Los hombres como vos, doctor Rawson, son una sonrisa del cielo, una dádiva preciosa, un impulso de perfección y mejora, impreso por la mano de Dios en la carrera progresiva del género humano. Vosotros sois la verificación positiva de la perfección total que sueña la fantasía. Venidos de tiempo en tiempo como los cometas, llevais como ellos, en pos de vosotros, las miradas absortas del mundo entero que ilumináis. olocados entre la humanidad y su Creador, entre la obscuridad y la luz, entre la tierra y el cielo, estáis organizados para comprender y revelar los secretos de la vida y la muerte, la ciencia de los siglos, de la humanidad, de Dios, para comprenderlo y explicarlo todo, para guías y bienhechores de los pueblos y naciones; vosotros sois, por fin, la lluvia de gracia para el mundo profano.

Muchos y muy bellos porvenires han bajado en diferentes épocas las gradas de esta cátedra; pero otro más brillante, más lleno de esperanza que el vuestro, nunca. Precedido del prestigio que a vuestros condiscípulos y comprofesores inspirais, celebrado por la fama, dueño de la opinión, felicitado por la Universidad, teneis abierta delante de vos la más linda carrera que se ha ofrecido hasta hoy a ningún talento nacional. Vuestro porvenir, vuestra gloria, vuestra misión literaria son excepcionales como vuestra capacidad; marchan a otro templo, ciñen otra corona, trazan otro programa que el que estamos acostumbrados a ver. Los dogmas heredados, las verdades manifiestas, los principios recibidos de la ciencia del hombre, ya os pertenecen. Los misterios ahora, las leyes ocultas, los impulsos secretos de la organización y la vida, por lo mismo que se escapan a la penetración de los más, son el objeto a que tienden las grandes capacidades, son también una empresa y un triunfo digno de vos. Para las cabezas gerárquicas, como la vuestra, las han reservado los arcanos de la ciencia. Yo sé bien que no volvereis la frente delante de ninguna dificultad; al contrario, espero que la levantéis algún día radiante de gloria sobre los trofeos y conquistas con que ensanchareis el dominio de la ciencia, y sobre los abismos de obscuridad y dudas, que la claridad de vuestro talento hubiese regado.

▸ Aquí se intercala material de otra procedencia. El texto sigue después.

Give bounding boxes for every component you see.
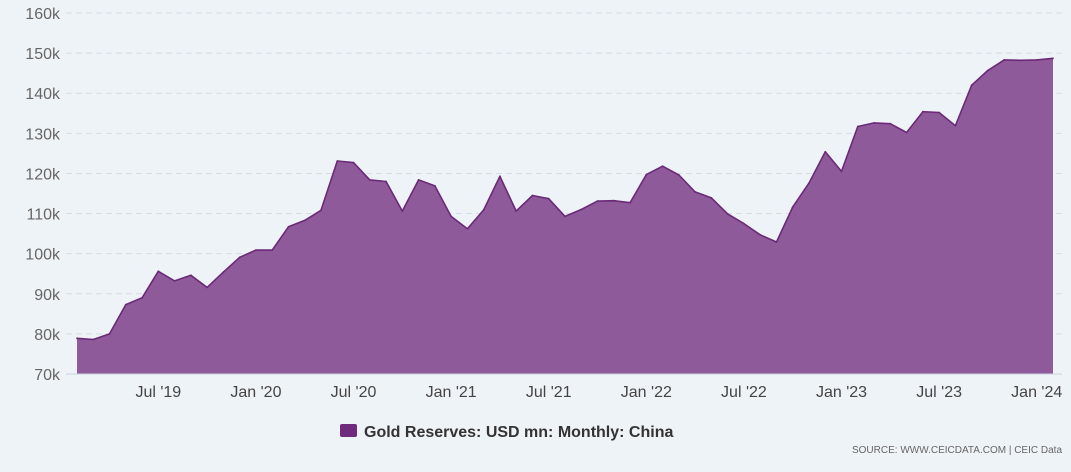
data-point — [206, 286, 209, 289]
y-tick-label: 110k — [26, 207, 61, 224]
data-point — [531, 194, 534, 197]
y-tick-label: 160k — [25, 6, 61, 23]
x-tick-label: Jul '23 — [916, 384, 962, 401]
data-point — [482, 209, 485, 211]
data-point — [840, 170, 843, 173]
data-point — [612, 199, 615, 202]
x-tick-label: Jan '22 — [621, 384, 672, 401]
data-point — [124, 303, 127, 306]
data-point — [173, 280, 176, 282]
x-tick-label: Jan '24 — [1011, 384, 1062, 401]
data-point — [629, 201, 631, 204]
x-axis: Jul '19 Jan '20 Jul '20 Jan '21 Jul '21 Jan '… — [135, 384, 1062, 401]
data-point — [661, 165, 664, 168]
data-point — [824, 150, 827, 153]
y-tick-label: 80k — [34, 327, 61, 344]
data-point — [873, 122, 875, 124]
data-point — [775, 241, 778, 243]
data-point — [499, 175, 501, 178]
data-point — [157, 270, 160, 273]
data-point — [580, 208, 583, 211]
data-point — [385, 180, 387, 183]
data-point — [320, 209, 322, 212]
data-point — [190, 274, 192, 277]
legend-label[interactable]: Gold Reserves: USD mn: Monthly: China — [364, 424, 673, 441]
x-tick-label: Jul '20 — [331, 384, 377, 401]
y-tick-label: 140k — [25, 86, 61, 103]
data-point — [547, 197, 550, 200]
y-tick-label: 150k — [25, 46, 61, 63]
data-point — [434, 185, 436, 187]
data-point — [759, 233, 762, 236]
data-point — [564, 215, 566, 218]
data-point — [303, 219, 306, 222]
data-point — [889, 122, 892, 125]
data-point — [954, 124, 957, 127]
data-point — [352, 161, 355, 164]
data-point — [141, 296, 144, 299]
data-point — [808, 182, 810, 185]
area-layer — [76, 57, 1054, 375]
data-point — [76, 337, 78, 340]
data-point — [678, 174, 680, 176]
data-point — [905, 131, 908, 134]
x-tick-label: Jul '21 — [526, 384, 572, 401]
data-point — [970, 84, 973, 87]
series-area-fill — [77, 58, 1053, 375]
data-point — [222, 271, 225, 273]
data-point — [743, 222, 745, 225]
data-point — [710, 197, 713, 199]
data-point — [726, 213, 729, 215]
data-point — [1003, 59, 1006, 61]
data-point — [596, 200, 599, 203]
data-point — [922, 110, 924, 113]
y-tick-label: 130k — [25, 126, 61, 143]
legend-swatch[interactable] — [340, 424, 357, 437]
data-point — [450, 215, 452, 218]
data-point — [287, 225, 290, 228]
data-point — [417, 179, 420, 181]
data-point — [255, 249, 257, 252]
legend[interactable]: Gold Reserves: USD mn: Monthly: China — [340, 424, 673, 441]
data-point — [401, 210, 404, 213]
data-point — [108, 333, 111, 335]
x-tick-label: Jul '19 — [135, 384, 181, 401]
x-tick-label: Jan '20 — [230, 384, 281, 401]
data-point — [645, 173, 648, 176]
source-credit: SOURCE: WWW.CEICDATA.COM | CEIC Data — [852, 445, 1062, 456]
data-point — [336, 160, 339, 162]
y-tick-label: 100k — [25, 247, 61, 264]
data-point — [1035, 59, 1038, 61]
x-tick-label: Jan '23 — [816, 384, 867, 401]
data-point — [694, 191, 696, 193]
data-point — [856, 125, 859, 128]
data-point — [791, 206, 794, 209]
data-point — [1019, 59, 1022, 62]
y-tick-label: 120k — [25, 166, 61, 183]
data-point — [987, 69, 989, 72]
y-tick-label: 70k — [34, 367, 61, 384]
data-point — [515, 210, 518, 213]
x-tick-label: Jul '22 — [721, 384, 767, 401]
data-point — [238, 256, 241, 259]
x-tick-label: Jan '21 — [426, 384, 477, 401]
data-point — [1052, 57, 1054, 60]
data-point — [271, 249, 274, 252]
data-point — [368, 179, 371, 181]
data-point — [466, 227, 469, 230]
data-point — [92, 338, 95, 341]
y-axis: 70k 80k 90k 100k 110k 120k 130k 140k 150k 160k — [25, 6, 1062, 384]
y-tick-label: 90k — [34, 287, 61, 304]
data-point — [938, 111, 940, 114]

Reducir vuestra misión científica a la órbita común en que se desenvuelven los talentos ordinarios, es tan difícil como encerrar el Océano en uno de sus golfos. A los talentos como el vuestro no se les puede poner coto, ni trazar círculo de acción, porque todos los límites les son estrechos, y reducidas todas las órbitas. Es preciso abandonarlos a si mismos para que campeen con toda la celeridad de que son capaces. Así es que vos necesitais un espacio mayor e ilimitado, para desenvolver y dar movimiento a vuestras facultades. Necesitais empresas grandes que acometer, tinieblas que iluminar, secretos misterios que descubrir; algo, en fin, proporcionado a la magnitud de vuestra inteligencia. Ireis muy lejos a encontrarlos; porque al dar los primeros pasos en vuestra carrera tropezareis con cuestas escabrosas que ascender, con bajíos impenetrables que sondear, con dificultades superiores que vencer. Hay, entre otras, una que debe llamar desde temprano vuestra atención, ya por ser fecunda en gloria para el que la acometa, ya por pertenecer a la vez a la ciencia y a la patria.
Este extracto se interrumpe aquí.